Paxton could resume talks with Gifford man on running airport

Paxton Record editor

PAXTON — The Paxton City Council has opted to discontinue negotiations with a prospective fixed base operator (FBO) for the Paxton Municipal Airport who also wants to run a skydiving school at the facility on the city’s west edge.

But aldermen still appear open to the idea of resuming talks with Gifford resident Jef LeRette if the council’s airport committee can agree on a “vision” for the airport next month.

With all council members present, the airport committee met Dec. 13 to discuss whether to continue negotiating with LeRette, who recently resubmitted a proposal the council had rejected earlier this year to lease a city-owned hangar at the airport and become the facility’s FBO.

LeRette, who also has proposed to operate a skydiving school at the facility, revised his proposal with the hopes of alleviating some of the concerns that had been raised by aldermen — particularly concerns about LeRette’s intentions to serve alcohol after skydiving jumps and hold various events at the airport.

Newly appointed Airport Committee Chairman Marc Amore read portions of an email sent from LeRette to former committee chairman Brad Marshall and Mayor Bill

Ingold, explaining that LeRette would be willing to restrict alcohol consumption to the FBO hangar and only after dusk.

LeRette also offered to withdraw his request to hold events other than those that are “airport-related activities.”

But the committee —  Amore, Josh Garrell, Alan Meyer and Rick Wolf — was still not convinced moving forward would be the best idea at this point. All four committee members voted “no” on restarting negotiations.

The committee’s primary concern was disagreement about what types of activities or businesses should or should not be permitted at the airport. Aldermen pointed out that the city council needs to decide if it wants to permit activities at the airport that involve alcohol consumption, for example.

“We need to figure out what we want first; then we can renegotiate (with LeRette),” Garrell said.

The city also has no clear longterm vision for the airport’s use, Meyer said.

The airport committee made plans to discuss its goals for the facility during a meeting called for Monday, Jan. 14, immediately following the city council’s regular monthly meeting. As a starting point, the committee plans to review the lease formerly held by the airport’s most recent FBO, John Rash.

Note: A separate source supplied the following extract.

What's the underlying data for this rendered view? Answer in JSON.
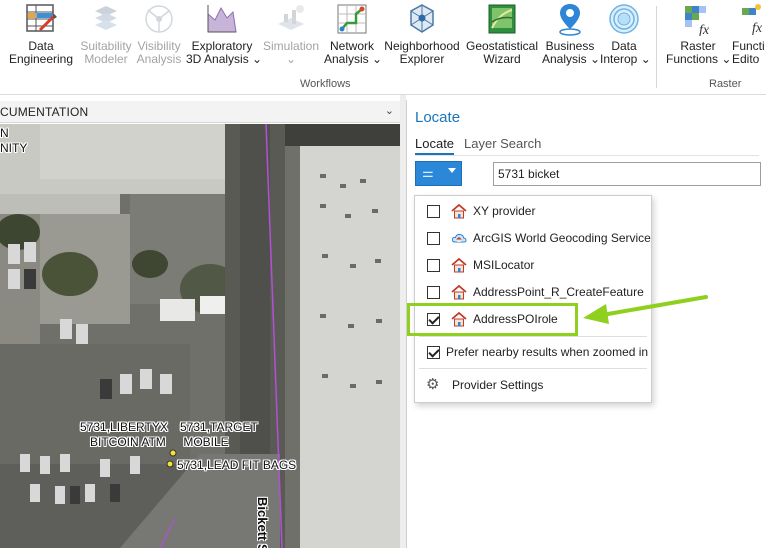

Alderman Del Bruens said it might be time to start thinking about other ways, besides skydiving, to utilize the airport. He said it might be a good time to explore ways to attract new business there, especially now that the facility is included in Paxton’s newly implemented tax increment financing district.
Alderman Bill Goben agreed.

“With the TIF, you can set your standards higher,” Goben said.

Goben said the airport needs a “real FBO” — one like those stationed at other airports, where the FBO also operates as an airplane mechanic. Goben said LeRette, who works full time in Danville, would not necessarily be the best fit.

Paxton’s airport currently has no FBO, requiring the city to pay city employees overtime to go to the airport after business hours on  weekdays and weekends to turn on the fuel pumps whenever pilots need to fuel up.

Meanwhile, Amore said having the airport used for skydiving “wouldn’t be a bad idea.”  Some aldermen have expressed concerns about liability issues if skydiving is allowed and an accident occurs; however, Amore said the city’s attorney, Bob Martensen, has indicated that the city should be able to beat any lawsuit by requiring each skydiver to sign a waiver before jumps.

In explaining his reasons for voting against re-opening negotiations with LeRette, Amore said one of his concerns was the amount of time it has taken to negotiate the lease with LeRette and the likelihood that it might take several more months to get a lease signed.

“Mr. LeRette’s (skydiving) season starts in February or March, so I just don’t see us conceivably getting everything done in that time frame,” Amore said, “based on the historical dealings the council has had with him in the past.”

The council had been negotiating the proposed lease with LeRette since November 2009, Amore said.

LeRette told the committee that the airport has “huge potential.”

In his proposal to the city, LeRette said he might offer some skydiving exhibition events that might bring large crowds to Paxton, and that more activity at the airport might also help the city have a better chance of being awarded grants. The city tried unsuccessfully a few years ago to get a grant for the resurfacing of its aging runway.